Por décadas, paleontólogos tentaram entender como os maiores animais terrestres da história conseguiam se alimentar e sobreviver em ecossistemas que mudavam drasticamente com o clima e o tempo geológico.
Agora, um novo estudo publicado na revista Nature Ecology and Evolution lança luz sobre essa questão ao analisar marcas microscópicas de desgaste nos dentes de dinossauros saurópodes que viveram há cerca de 150 milhões de anos.
O resultado oferece um retrato fascinante dos hábitos alimentares, padrões migratórios e até das condições ambientais enfrentadas por esses colossos jurássicos.
Os gigantes do Jurássico
Os saurópodes foram um grupo de dinossauros herbívoros de pescoço longo que dominaram as paisagens terrestres durante o período Jurássico, entre 201 e 145 milhões de anos atrás.
Entre os mais conhecidos estão o Camarassauro, o Diplodoco e os Titanossauros. Esses animais podiam atingir 40 metros de comprimento e pesar mais de 100 toneladas, tornando-se os maiores vertebrados que já caminharam sobre a Terra.
Apesar de seu tamanho impressionante, muito pouco se sabia com precisão sobre o que eles comiam e como obtinham alimento suficiente para sustentar corpos tão massivos.
Uma abordagem microscópica para responder uma grande pergunta
Estados Unidos, Portugal e Tanzânia. Por meio de microscopia de alta resolução, os pesquisadores observaram padrões de desgaste no esmalte dentário que, mesmo após milhões de anos, ainda preservavam pistas valiosas sobre a dieta desses animais.
Esses padrões revelam como diferentes espécies de saurópodes consumiam tipos distintos de vegetação e como o ambiente influenciava diretamente esse comportamento alimentar.
A análise também permitiu inferir aspectos antes desconhecidos, como a possibilidade de migração e a capacidade de adaptação a mudanças sazonais na flora.
Camarassauro
Os espécimes de Camarassauro estudados, originários dos Estados Unidos e de Portugal, apresentaram padrões uniformes de desgaste nos dentes. Isso indica que esses dinossauros se alimentavam das mesmas fontes vegetais ao longo do ano inteiro.
Porém, considerando que essas regiões tinham (e ainda têm) climas sazonais, com variação na disponibilidade de plantas, a manutenção de uma dieta constante só seria possível com migração entre diferentes áreas conforme as estações.
Isso sugere um comportamento migratório complexo, com os Camarassauros deslocando-se grandes distâncias para buscar suas fontes de alimento preferidas, acompanhando o ciclo de crescimento das plantas em diferentes regiões.
Diplodoco
Os fósseis de Diplodoco mostraram um padrão bastante distinto: o desgaste nos dentes variava significativamente de indivíduo para indivíduo. Essa variação indica uma alimentação mais ampla e adaptável.
Ao contrário do Camarassauro, o Diplodoco parece ter sido um comedor oportunista, ajustando sua dieta de acordo com a disponibilidade local de vegetação.
Essa flexibilidade pode ter sido uma estratégia evolutiva bem-sucedida em ambientes menos previsíveis, permitindo que essa espécie explorasse uma gama maior de recursos alimentares, como folhas altas, vegetação rasteira e até samambaias duras, que exigiam menos seletividade e mais resistência.
Titanossauros da Tanzânia
O caso dos Titanossauros encontrados na Tanzânia é ainda mais singular. Os dentes desses animais apresentavam um desgaste intenso e multifacetado, o que chamou a atenção dos pesquisadores.

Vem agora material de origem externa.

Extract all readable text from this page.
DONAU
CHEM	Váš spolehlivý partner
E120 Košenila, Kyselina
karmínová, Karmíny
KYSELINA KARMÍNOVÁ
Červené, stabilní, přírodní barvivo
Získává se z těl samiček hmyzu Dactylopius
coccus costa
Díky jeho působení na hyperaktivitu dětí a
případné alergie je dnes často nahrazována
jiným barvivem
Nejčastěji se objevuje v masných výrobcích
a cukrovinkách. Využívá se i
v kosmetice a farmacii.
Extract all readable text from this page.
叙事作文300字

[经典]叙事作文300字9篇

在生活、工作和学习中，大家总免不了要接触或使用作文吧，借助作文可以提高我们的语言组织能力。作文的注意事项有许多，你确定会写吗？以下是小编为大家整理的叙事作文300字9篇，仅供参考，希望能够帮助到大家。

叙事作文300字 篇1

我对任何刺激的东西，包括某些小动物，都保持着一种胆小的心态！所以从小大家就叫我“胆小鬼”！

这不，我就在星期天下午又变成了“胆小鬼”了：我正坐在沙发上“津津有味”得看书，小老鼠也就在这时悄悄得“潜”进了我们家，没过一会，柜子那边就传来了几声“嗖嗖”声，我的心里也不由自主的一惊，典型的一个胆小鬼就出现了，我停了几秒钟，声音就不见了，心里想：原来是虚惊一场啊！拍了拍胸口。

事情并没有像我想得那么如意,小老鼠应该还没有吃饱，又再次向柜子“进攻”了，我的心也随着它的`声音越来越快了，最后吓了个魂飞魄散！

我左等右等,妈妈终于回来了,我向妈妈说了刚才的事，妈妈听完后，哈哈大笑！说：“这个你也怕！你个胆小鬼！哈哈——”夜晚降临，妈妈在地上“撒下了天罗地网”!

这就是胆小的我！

A explicação mais plausível está nas condições ambientais da época: a região era próxima a um cinturão desértico, e ventos carregados de areia provavelmente cobriam as plantas com partículas abrasivas.

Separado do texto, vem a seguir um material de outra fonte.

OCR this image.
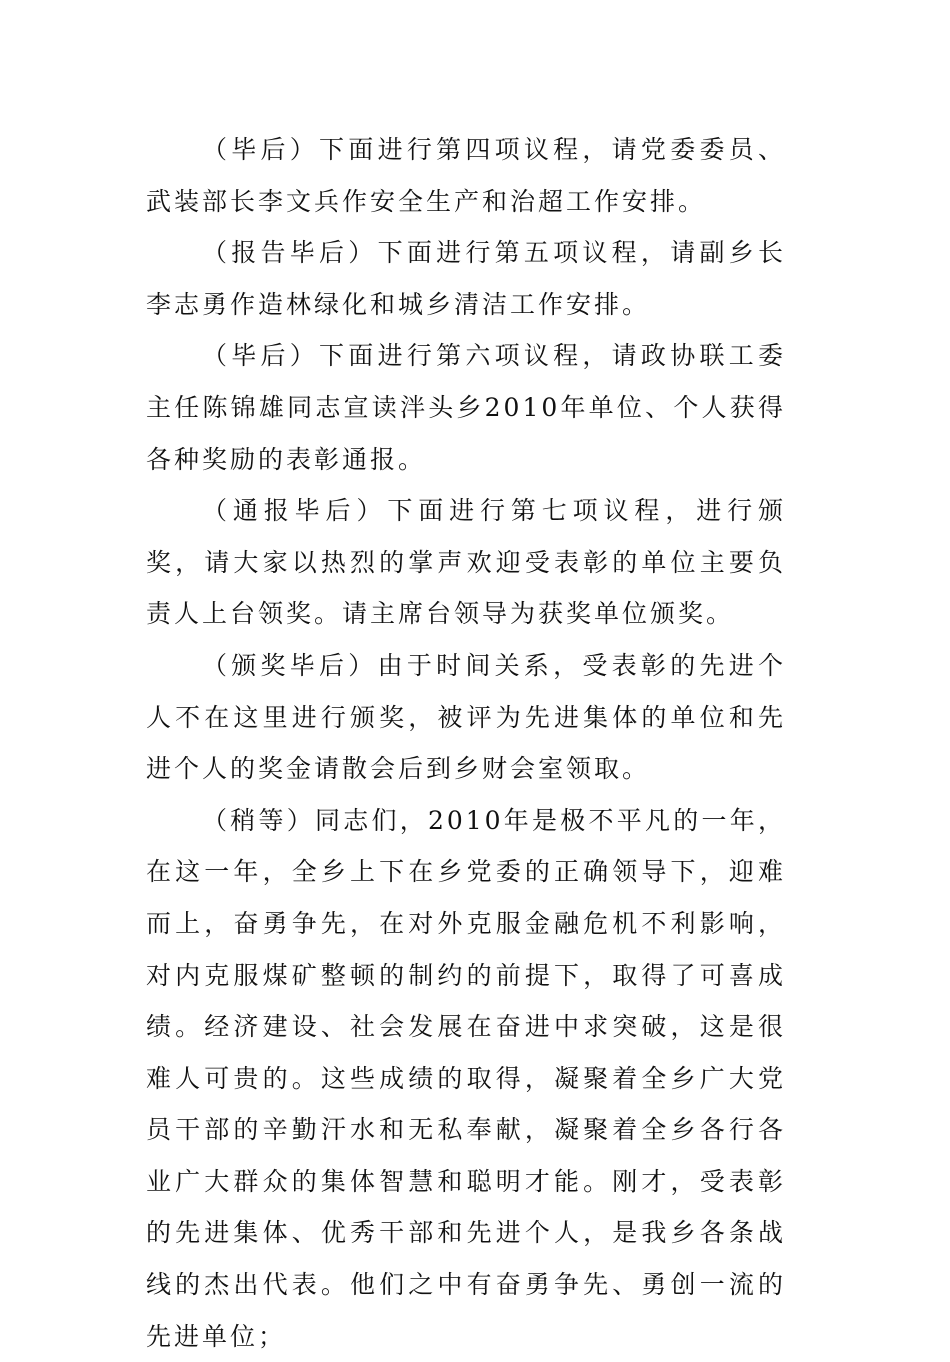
（毕后）下面进行第四项议程，请党委委员、武装部长李文兵作安全生产和治超工作安排。

（报告毕后）下面进行第五项议程，请副乡长李志勇作造林绿化和城乡清洁工作安排。

（毕后）下面进行第六项议程，请政协联工委主任陈锦雄同志宣读泮头乡2010年单位、个人获得各种奖励的表彰通报。

（通报毕后）下面进行第七项议程，进行颁奖，请大家以热烈的掌声欢迎受表彰的单位主要负责人上台领奖。请主席台领导为获奖单位颁奖。

（颁奖毕后）由于时间关系，受表彰的先进个人不在这里进行颁奖，被评为先进集体的单位和先进个人的奖金请散会后到乡财会室领取。

（稍等）同志们，2010年是极不平凡的一年，在这一年，全乡上下在乡党委的正确领导下，迎难而上，奋勇争先，在对外克服金融危机不利影响，对内克服煤矿整顿的制约的前提下，取得了可喜成绩。经济建设、社会发展在奋进中求突破，这是很难人可贵的。这些成绩的取得，凝聚着全乡广大党员干部的辛勤汗水和无私奉献，凝聚着全乡各行各业广大群众的集体智慧和聪明才能。刚才，受表彰的先进集体、优秀干部和先进个人，是我乡各条战线的杰出代表。他们之中有奋勇争先、勇创一流的先进单位；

Ao consumir essas plantas arenosas, os Titanossauros acabavam desgastando mais rapidamente os dentes. Esse detalhe revela não apenas a composição da dieta, mas também as adversidades ambientais enfrentadas por esses animais e sua capacidade de sobreviver mesmo em ecossistemas inóspitos.
Cada arranhão no esmalte, cada desgaste na superfície dentária, é uma pista silenciosa que ajuda a compor a biografia desses seres impressionantes.
Esse estudo é mais uma prova de que, na ciência, até mesmo os vestígios mais sutis podem revelar histórias grandiosas, neste caso, a do que estava à mesa dos maiores animais terrestres que já existiram.